Laureth Peak, daughter of a relatively well-known writer, is blind; that doesn’t stop her from noticing special patterns and connections. But her father disappears one day, and Laureth travels to New York City with her little brother Benjamin’s hand held tight in hers. She and Ben must solve puzzles and make it through New York, a country an ocean away from her homeland. Will Laureth and her brother make it through the entire ordeal and find their father despite all of the obstacles?

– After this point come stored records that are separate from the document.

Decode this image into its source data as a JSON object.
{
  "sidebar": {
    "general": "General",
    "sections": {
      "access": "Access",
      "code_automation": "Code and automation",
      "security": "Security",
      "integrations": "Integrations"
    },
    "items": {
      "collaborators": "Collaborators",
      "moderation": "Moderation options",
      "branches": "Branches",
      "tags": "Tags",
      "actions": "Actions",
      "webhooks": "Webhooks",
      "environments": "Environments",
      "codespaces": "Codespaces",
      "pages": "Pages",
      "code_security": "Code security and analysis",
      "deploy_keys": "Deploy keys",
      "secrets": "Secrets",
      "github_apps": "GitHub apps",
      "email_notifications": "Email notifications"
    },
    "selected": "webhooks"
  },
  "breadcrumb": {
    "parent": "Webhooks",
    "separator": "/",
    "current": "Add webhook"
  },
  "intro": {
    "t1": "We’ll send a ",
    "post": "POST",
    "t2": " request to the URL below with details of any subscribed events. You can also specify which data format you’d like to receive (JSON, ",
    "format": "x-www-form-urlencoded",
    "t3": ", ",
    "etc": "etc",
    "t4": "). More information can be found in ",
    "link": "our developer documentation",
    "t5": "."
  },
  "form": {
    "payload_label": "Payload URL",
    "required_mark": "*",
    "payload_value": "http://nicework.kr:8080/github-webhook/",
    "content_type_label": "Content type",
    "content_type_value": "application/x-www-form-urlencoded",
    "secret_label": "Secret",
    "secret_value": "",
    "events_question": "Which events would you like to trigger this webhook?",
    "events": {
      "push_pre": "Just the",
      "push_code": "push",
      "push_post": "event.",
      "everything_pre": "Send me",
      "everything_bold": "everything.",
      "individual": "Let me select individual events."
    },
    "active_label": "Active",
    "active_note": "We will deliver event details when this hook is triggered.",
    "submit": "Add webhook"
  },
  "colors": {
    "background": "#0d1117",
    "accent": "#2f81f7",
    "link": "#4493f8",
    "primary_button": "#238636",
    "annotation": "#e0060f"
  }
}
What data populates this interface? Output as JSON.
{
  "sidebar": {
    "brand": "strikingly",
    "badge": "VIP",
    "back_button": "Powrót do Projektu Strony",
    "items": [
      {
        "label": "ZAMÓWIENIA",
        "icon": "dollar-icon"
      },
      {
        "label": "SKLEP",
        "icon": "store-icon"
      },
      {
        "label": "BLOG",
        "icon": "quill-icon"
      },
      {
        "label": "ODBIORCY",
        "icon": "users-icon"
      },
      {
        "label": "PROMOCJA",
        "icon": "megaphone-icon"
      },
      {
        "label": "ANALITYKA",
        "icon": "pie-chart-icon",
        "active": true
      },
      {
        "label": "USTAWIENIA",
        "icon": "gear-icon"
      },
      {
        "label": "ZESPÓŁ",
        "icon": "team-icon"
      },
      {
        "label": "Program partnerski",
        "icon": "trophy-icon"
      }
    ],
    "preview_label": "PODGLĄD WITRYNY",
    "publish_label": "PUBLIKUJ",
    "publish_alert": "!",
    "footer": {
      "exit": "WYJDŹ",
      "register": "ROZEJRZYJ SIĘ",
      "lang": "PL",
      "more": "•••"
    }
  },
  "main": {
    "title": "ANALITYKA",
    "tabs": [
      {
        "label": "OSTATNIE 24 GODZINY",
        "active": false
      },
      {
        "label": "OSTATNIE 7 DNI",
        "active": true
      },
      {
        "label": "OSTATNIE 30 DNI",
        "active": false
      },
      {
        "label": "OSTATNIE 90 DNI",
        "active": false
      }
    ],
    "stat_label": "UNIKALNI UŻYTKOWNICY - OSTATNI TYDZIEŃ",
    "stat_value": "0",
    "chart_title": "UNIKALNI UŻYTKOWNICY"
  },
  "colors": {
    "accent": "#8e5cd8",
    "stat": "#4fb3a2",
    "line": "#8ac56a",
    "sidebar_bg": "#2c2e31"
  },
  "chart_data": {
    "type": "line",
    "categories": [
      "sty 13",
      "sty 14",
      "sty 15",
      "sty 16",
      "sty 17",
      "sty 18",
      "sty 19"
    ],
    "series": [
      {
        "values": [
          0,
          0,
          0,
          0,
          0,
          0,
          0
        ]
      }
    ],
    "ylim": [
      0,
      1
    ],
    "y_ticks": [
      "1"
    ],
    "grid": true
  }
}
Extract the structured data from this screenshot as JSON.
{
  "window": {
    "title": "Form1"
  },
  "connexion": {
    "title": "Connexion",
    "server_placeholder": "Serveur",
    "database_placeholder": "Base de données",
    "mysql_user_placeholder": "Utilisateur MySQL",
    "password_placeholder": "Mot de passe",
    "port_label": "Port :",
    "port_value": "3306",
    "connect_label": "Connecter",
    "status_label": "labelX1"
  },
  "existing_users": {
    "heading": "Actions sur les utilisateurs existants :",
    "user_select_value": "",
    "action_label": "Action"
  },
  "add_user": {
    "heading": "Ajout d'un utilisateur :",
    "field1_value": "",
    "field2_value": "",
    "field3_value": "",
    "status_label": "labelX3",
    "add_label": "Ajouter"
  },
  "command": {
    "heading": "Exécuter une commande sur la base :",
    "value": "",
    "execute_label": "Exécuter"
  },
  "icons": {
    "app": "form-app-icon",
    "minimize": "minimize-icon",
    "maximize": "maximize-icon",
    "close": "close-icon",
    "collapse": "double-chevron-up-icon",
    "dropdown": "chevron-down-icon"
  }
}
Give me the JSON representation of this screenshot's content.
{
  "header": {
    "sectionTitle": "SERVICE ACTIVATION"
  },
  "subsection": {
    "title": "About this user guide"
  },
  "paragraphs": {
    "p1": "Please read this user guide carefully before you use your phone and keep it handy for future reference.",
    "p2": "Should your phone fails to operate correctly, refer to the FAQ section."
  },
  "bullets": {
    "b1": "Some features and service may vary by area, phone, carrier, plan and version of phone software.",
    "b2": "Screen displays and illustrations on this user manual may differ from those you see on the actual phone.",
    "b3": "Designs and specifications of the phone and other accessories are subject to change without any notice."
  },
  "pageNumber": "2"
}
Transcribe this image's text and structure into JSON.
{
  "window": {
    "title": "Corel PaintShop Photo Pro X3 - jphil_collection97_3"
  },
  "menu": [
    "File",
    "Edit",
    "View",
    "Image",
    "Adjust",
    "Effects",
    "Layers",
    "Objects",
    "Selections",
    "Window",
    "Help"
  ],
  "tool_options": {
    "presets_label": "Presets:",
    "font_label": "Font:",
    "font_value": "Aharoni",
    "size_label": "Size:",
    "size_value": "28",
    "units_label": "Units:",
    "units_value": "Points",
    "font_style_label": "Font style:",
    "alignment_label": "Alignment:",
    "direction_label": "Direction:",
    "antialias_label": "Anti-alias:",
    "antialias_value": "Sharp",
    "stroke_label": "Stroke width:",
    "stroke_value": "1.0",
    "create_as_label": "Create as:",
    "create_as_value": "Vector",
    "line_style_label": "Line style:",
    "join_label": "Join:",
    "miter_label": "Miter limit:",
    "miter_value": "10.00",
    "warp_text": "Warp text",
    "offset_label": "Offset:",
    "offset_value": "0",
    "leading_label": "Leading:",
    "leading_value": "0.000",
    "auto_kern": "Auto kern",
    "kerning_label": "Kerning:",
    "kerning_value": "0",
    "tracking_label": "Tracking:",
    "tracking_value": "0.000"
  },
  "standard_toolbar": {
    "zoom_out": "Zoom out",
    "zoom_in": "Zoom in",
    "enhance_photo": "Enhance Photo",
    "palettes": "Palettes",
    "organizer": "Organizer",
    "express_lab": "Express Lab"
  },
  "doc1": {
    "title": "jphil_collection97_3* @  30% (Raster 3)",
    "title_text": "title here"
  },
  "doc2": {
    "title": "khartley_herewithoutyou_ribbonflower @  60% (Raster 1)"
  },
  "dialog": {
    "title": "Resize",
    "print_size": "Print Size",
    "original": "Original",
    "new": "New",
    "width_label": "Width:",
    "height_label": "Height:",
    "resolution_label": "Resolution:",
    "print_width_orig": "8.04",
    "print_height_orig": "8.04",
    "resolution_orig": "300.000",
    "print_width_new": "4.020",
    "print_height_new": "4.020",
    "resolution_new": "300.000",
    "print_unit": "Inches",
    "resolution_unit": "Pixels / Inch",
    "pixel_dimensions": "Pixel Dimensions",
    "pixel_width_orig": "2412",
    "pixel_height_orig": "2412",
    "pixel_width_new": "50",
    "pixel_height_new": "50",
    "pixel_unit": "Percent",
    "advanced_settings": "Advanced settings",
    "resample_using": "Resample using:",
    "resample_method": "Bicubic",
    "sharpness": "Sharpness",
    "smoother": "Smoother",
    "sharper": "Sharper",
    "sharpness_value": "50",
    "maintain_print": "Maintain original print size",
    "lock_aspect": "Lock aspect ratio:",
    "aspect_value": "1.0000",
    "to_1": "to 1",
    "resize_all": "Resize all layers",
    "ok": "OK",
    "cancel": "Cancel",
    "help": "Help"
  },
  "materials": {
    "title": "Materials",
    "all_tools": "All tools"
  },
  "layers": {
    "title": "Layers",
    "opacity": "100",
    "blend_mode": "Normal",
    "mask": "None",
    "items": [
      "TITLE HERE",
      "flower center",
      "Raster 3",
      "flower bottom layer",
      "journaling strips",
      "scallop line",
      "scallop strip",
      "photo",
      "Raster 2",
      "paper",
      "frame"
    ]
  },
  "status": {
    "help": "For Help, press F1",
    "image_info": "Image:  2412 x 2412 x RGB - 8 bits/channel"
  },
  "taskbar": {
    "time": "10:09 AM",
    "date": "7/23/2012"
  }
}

I felt that the writing style was “clean”; it had a modern-ish tone to it, from the perspective of a not-too-normal sixteen year old girl. I thought it was a little confusing when characters were introduced and were written so that it seemed to me they would be of great plot significance, but in the end they weren’t that important. However, I thought that the characters of Laureth and Benjamin were developed well, the author described enough of their childhood for the reader to link to how and why they acted how they did in the present. Overall, it was an enjoyable book with an interesting plot, though it wasn’t so interesting that I would want to read it again and again.
One memorable thing is that Laureth, and Benjamin’s toy raven, Stannous, were both named after chemicals. Laureth was an ingredient in shampoo and Stannous was one for toothpaste. I found this memorable and interesting, to have things named after pleasant-sounding chemical names, and how Laureth’s mother was angry after learning that her daughter was named after a shampoo ingredient.